Grab quietly backed oBike’s dockless bike sharing system to help their expansion in the subcontinent, and to better compete with the Ofo, backed by Uber.
This movement throws interesting dynamics into the development of the bike sharing market in southeast Asia and Australia, the grounds of operation for OBike. Ofo is backed by Didi Chuxing, who recently acquired Uber China, and is also a backer of Grab via a Series B founding.
Both spokespersons for Grab and OBike decline to comment about the investment, but the total capital seed in the Series B founding reached $45 million in August.
The scale and goal with this investment in Obike is unclear, but as Grab opens operations in Singapore, it’s expected that OBike will follow. Recently, Ofo was added to Didi Chuxing’s main app, so it’s logical that OBike and Grab will follow a similar path.
Nonetheless, OBike still has challenges to face. Various reports from Melbourne and Sidney state that OBike misuses bikes. Up to 42 bikes where rescued from the banks of Melbourne’s Yarra river, where they were presumably thrown.

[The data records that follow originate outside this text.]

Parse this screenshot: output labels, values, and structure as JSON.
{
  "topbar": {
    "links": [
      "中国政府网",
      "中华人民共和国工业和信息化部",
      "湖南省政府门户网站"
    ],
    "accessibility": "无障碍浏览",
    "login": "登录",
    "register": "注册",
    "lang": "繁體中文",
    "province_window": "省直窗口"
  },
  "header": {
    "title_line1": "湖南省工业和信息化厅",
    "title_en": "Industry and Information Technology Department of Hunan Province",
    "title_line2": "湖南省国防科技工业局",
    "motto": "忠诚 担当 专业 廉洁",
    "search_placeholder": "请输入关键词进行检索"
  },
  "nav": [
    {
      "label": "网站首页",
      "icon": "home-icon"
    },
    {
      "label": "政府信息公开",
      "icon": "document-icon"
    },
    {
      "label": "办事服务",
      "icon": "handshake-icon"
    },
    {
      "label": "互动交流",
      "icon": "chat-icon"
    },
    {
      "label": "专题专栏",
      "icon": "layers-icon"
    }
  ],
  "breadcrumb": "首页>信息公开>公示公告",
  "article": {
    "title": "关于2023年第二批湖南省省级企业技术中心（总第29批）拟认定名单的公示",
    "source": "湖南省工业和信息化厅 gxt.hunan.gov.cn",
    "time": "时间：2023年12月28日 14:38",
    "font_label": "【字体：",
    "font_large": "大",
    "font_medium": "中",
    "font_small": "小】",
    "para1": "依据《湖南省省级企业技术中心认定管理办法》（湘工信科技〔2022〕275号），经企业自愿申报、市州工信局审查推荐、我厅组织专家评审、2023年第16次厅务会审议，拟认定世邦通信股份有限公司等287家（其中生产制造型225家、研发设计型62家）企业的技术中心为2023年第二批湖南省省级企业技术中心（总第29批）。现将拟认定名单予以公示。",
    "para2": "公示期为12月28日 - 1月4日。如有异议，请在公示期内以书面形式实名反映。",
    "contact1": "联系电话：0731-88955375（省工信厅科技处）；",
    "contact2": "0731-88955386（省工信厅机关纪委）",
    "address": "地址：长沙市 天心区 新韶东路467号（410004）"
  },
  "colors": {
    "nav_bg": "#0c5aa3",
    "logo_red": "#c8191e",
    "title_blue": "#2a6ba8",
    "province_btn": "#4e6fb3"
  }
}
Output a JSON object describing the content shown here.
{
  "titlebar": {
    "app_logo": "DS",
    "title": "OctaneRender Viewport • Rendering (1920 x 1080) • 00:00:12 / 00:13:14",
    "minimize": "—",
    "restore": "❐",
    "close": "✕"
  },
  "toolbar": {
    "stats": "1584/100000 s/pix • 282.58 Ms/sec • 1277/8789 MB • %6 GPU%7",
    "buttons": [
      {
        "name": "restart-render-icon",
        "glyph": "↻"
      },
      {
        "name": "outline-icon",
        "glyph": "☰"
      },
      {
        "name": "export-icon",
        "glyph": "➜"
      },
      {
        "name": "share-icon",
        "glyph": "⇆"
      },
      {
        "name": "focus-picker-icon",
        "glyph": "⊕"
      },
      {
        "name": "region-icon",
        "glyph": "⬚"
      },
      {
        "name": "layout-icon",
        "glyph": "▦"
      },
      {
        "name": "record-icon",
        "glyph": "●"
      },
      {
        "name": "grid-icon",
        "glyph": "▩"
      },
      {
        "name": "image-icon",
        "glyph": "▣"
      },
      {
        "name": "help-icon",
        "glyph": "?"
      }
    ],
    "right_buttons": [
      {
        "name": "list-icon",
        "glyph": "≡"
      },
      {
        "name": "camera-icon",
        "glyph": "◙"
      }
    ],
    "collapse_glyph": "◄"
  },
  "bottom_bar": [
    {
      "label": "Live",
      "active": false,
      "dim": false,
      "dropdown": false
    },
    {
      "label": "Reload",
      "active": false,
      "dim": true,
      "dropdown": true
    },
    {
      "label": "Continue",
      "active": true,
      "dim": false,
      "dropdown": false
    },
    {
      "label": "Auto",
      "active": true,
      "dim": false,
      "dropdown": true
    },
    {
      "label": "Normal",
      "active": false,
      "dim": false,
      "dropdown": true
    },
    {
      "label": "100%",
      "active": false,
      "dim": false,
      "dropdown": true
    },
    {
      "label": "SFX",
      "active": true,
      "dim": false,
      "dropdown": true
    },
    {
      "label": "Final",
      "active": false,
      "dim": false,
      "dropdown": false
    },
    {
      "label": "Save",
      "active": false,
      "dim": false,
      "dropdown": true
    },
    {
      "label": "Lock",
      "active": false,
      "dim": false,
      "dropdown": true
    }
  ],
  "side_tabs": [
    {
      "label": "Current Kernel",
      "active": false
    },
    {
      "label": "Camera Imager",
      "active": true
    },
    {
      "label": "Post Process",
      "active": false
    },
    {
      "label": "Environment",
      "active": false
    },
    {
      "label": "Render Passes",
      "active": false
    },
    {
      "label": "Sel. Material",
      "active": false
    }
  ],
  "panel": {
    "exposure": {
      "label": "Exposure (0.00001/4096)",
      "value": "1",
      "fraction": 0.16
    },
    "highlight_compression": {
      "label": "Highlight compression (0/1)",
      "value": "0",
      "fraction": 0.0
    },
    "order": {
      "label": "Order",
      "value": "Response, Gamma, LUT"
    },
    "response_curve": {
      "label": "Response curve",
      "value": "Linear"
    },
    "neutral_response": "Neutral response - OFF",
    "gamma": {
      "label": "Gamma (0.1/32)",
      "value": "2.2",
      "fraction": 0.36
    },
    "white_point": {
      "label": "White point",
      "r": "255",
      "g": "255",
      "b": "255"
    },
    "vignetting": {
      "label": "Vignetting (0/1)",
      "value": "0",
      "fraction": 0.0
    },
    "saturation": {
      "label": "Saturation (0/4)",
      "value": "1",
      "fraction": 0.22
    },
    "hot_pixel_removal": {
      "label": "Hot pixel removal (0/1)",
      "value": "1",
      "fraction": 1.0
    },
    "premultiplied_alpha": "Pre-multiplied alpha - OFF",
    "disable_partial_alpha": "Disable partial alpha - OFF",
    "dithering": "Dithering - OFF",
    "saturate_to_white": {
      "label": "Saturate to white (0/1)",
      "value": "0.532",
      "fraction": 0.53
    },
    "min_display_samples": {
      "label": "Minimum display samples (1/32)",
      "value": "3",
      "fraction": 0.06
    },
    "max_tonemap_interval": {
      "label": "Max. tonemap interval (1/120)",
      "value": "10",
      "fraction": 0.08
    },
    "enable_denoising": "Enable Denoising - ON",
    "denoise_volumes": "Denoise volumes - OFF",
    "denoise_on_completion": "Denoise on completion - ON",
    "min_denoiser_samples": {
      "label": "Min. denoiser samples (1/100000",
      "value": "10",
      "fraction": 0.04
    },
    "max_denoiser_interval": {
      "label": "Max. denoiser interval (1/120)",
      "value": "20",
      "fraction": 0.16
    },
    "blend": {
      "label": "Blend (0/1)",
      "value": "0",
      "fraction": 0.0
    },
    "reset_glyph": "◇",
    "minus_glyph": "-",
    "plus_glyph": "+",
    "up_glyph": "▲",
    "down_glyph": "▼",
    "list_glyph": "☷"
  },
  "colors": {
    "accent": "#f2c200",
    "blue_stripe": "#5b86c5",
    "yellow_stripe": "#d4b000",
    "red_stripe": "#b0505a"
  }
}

According to some Australians, dockless bikes cause visual pollution. Authorities are alarmed about pollution accusations, and even the Mayor’s office has considered banning OBike from the city’s downtown area.
In other markets users are questioning OBike’s fees, like the Singhalese Redditor Chubbypun643: “It’s too expensive for me as a student. At $1/30mins it’s more expensive than a MRT ride to anywhere, and that’s not to mention their barely refundable $49 deposit. It’s a neat concept, but I don’t think the take up rate will be high”.
Obike now has fresh funding to tackle these issues and continue their expansion to the rest of Asia and Oceania.